Certainly the Lightning Labs approach may have more success in bringing tokens to Lightning. But unless he steps down from his dominant role at some point, Taro risks becoming little more than an NLD API. It’s not unimaginable to me that Taro will continue to be a specific feature of LND.
Will Lightning survive the chips?
As a semi-paranoid Bitcoiner, I have to wonder if the proliferation of Bitcoin tokens will have negative consequences for the Lightning Network or Bitcoin itself. While the latter’s concerns are validated by Circle (the USDC issuer) ability to influence users during any potential contentious hard fork on EthereumI’d like to point out a specific avenue of concern for Lightning.

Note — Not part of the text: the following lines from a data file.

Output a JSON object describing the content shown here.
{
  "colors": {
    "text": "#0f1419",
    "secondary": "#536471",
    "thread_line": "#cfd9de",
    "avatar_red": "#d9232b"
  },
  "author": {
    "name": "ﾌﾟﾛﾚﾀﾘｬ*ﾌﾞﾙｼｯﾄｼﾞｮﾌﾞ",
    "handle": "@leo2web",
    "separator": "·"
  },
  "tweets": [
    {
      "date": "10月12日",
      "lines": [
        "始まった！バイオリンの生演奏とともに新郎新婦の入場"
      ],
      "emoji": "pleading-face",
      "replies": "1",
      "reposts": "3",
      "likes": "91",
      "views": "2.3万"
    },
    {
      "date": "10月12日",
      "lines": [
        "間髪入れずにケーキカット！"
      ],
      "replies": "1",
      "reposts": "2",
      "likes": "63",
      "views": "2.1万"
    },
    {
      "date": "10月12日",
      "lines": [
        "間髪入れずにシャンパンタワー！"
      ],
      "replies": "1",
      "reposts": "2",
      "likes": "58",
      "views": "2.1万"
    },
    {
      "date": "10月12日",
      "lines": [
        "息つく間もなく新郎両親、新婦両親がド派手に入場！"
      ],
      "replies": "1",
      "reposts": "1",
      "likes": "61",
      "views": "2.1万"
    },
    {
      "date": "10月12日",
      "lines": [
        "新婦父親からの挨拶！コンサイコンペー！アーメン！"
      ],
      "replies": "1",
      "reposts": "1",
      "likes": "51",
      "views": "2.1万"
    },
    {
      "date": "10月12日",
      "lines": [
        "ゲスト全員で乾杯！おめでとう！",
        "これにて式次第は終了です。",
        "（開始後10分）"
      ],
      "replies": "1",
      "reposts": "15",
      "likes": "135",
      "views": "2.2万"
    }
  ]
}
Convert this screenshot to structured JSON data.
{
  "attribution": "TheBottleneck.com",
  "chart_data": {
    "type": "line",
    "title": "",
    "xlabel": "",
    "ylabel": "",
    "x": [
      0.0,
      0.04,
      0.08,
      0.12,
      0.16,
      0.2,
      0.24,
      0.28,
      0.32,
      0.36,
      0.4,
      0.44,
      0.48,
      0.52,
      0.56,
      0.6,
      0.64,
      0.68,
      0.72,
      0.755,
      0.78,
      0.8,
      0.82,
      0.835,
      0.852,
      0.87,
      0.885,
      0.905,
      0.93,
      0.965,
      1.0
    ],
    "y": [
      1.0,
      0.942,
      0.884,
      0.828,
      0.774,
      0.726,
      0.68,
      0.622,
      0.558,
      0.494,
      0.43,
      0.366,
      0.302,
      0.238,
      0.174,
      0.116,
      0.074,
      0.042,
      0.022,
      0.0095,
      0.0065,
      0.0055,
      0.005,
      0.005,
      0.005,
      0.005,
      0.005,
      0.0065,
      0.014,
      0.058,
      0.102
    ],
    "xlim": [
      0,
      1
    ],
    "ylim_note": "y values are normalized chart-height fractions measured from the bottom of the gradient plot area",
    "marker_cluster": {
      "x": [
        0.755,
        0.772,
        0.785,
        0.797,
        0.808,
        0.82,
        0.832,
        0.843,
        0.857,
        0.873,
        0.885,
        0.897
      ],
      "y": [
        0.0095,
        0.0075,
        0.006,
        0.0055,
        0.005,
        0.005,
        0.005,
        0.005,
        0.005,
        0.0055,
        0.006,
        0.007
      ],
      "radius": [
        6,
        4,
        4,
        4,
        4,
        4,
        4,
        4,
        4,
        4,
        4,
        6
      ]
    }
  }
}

As mentioned above, Taro’s approach, if continued, will result in higher LND utility by using its included Taro wallet, relative to other implementations. This may further block LND’s dominant position in the node deployment landscape. To keep Lightning decentralized, it’s preferable that users be more evenly distributed across multiple implementations, so that even the most popular implementation can’t simply roll out protocol changes without consequences to its users.
While I’m personally not a fan of the vast majority of crypto tokens, I believe the Lightning Network has something to offer users of such tokens: fast, private, and decentralized exchange and payments. Being able to pay someone in their local or preferred currency instantly, without the sender owning anything, has immense potential to disrupt existing payment and remittance rails. Although it is not clear which protocol will prevail for the issuance of tokens in Bitcoin, I hope that the proliferation of tokens will not sacrifice the things that Bitcoin and Lightning represent.
This is a guest post by Kishin Kato. Opinions expressed are entirely their own and do not necessarily reflect those of BTC Inc or Bitcoin Magazine.